A long, long time ago, humans discovered that they could not live without sunlight, so we evolved the eye, and in the eye, we had a cone cell called L.

What's the use of this L cell? The cell senses the presence of light and is most sensitive to the highest concentrations of sunlight at wavelengths around 560 nanometers.

With this tool, awesome, as long as the human head, you know, hey ~, this side of the sun, go that way! We can also "see" objects, as long as the light coming from them is within the range of what the L cell senses.

At this point, we find that the eye gives us three different senses, no sense of light at all, a sense of being stimulated evenly by various wavelengths, and a sense of being somewhere in between.

We call the first sensation black, the second white, and the third gray.

Why do we humans find black scary? Just because the idea of black comes from the absence of light, no light, no energy, no energy, we're screwed,

But because we only have one L cell, we can't really tell the wavelength of light apart, in other words, it's not enough information, so a lot of things look the same, like this.

This is not good, ah, a lot of food is also indistinguishable. And to the length of the light is very insensitive, the sea, the blue sky, can not see, black, accidentally fell in the ditch, eat the wrong thing to eat diarrhea to pull to death, in short, the survival rate is not high.

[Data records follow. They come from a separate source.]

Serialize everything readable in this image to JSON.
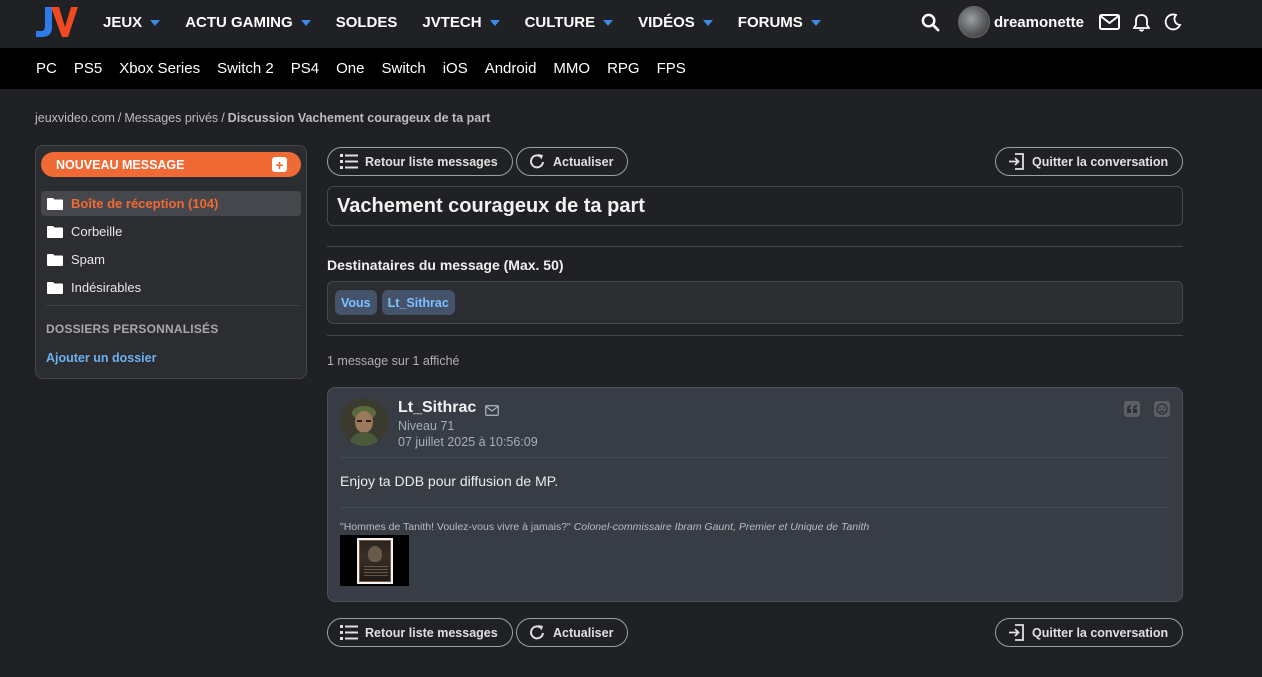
{
  "header": {
    "logo_text": "JV",
    "nav": [
      {
        "label": "JEUX",
        "caret": true
      },
      {
        "label": "ACTU GAMING",
        "caret": true
      },
      {
        "label": "SOLDES",
        "caret": false
      },
      {
        "label": "JVTECH",
        "caret": true
      },
      {
        "label": "CULTURE",
        "caret": true
      },
      {
        "label": "VIDÉOS",
        "caret": true
      },
      {
        "label": "FORUMS",
        "caret": true
      }
    ],
    "username": "dreamonette",
    "icons": [
      "search-icon",
      "mail-icon",
      "bell-icon",
      "moon-icon"
    ]
  },
  "platforms": [
    "PC",
    "PS5",
    "Xbox Series",
    "Switch 2",
    "PS4",
    "One",
    "Switch",
    "iOS",
    "Android",
    "MMO",
    "RPG",
    "FPS"
  ],
  "breadcrumb": {
    "items": [
      "jeuxvideo.com",
      "Messages privés"
    ],
    "current": "Discussion Vachement courageux de ta part",
    "separator": "/"
  },
  "sidebar": {
    "new_message_label": "NOUVEAU MESSAGE",
    "folders": [
      {
        "label": "Boîte de réception (104)",
        "active": true
      },
      {
        "label": "Corbeille",
        "active": false
      },
      {
        "label": "Spam",
        "active": false
      },
      {
        "label": "Indésirables",
        "active": false
      }
    ],
    "custom_heading": "DOSSIERS PERSONNALISÉS",
    "add_folder_label": "Ajouter un dossier"
  },
  "toolbar": {
    "back_label": "Retour liste messages",
    "refresh_label": "Actualiser",
    "leave_label": "Quitter la conversation"
  },
  "conversation": {
    "subject": "Vachement courageux de ta part",
    "recipients_label": "Destinataires du message (Max. 50)",
    "recipients": [
      "Vous",
      "Lt_Sithrac"
    ],
    "count_text": "1 message sur 1 affiché"
  },
  "message": {
    "author": "Lt_Sithrac",
    "level": "Niveau 71",
    "date": "07 juillet 2025 à 10:56:09",
    "body": "Enjoy ta DDB pour diffusion de MP.",
    "signature_quote": "\"Hommes de Tanith! Voulez-vous vivre à jamais?\"",
    "signature_author": "Colonel-commissaire Ibram Gaunt, Premier et Unique de Tanith"
  },
  "colors": {
    "accent": "#f06a35",
    "link": "#6bb0f0",
    "chip_text": "#7fc0ff",
    "background": "#202124"
  }
}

At this point, some humans mutated and another type of cell, the S cell, appeared in the eye.This cell can sense light at shorter wavelengths, and is most sensitive to light at wavelengths around 420nm.

This is even more remarkable, because with two inputs, the short-wavelength light is clearly felt, and our brains are able to distinguish between the longer wavelengths and the shorter wavelengths, and the world feels something like this.

At this time, we humans, on the basis of black, white and gray, have developed a more advanced sense of "color", which can be used to distinguish the length of the wavelength of light. We call the feeling of sky and sea blue, and the feeling of apple and trees yellow.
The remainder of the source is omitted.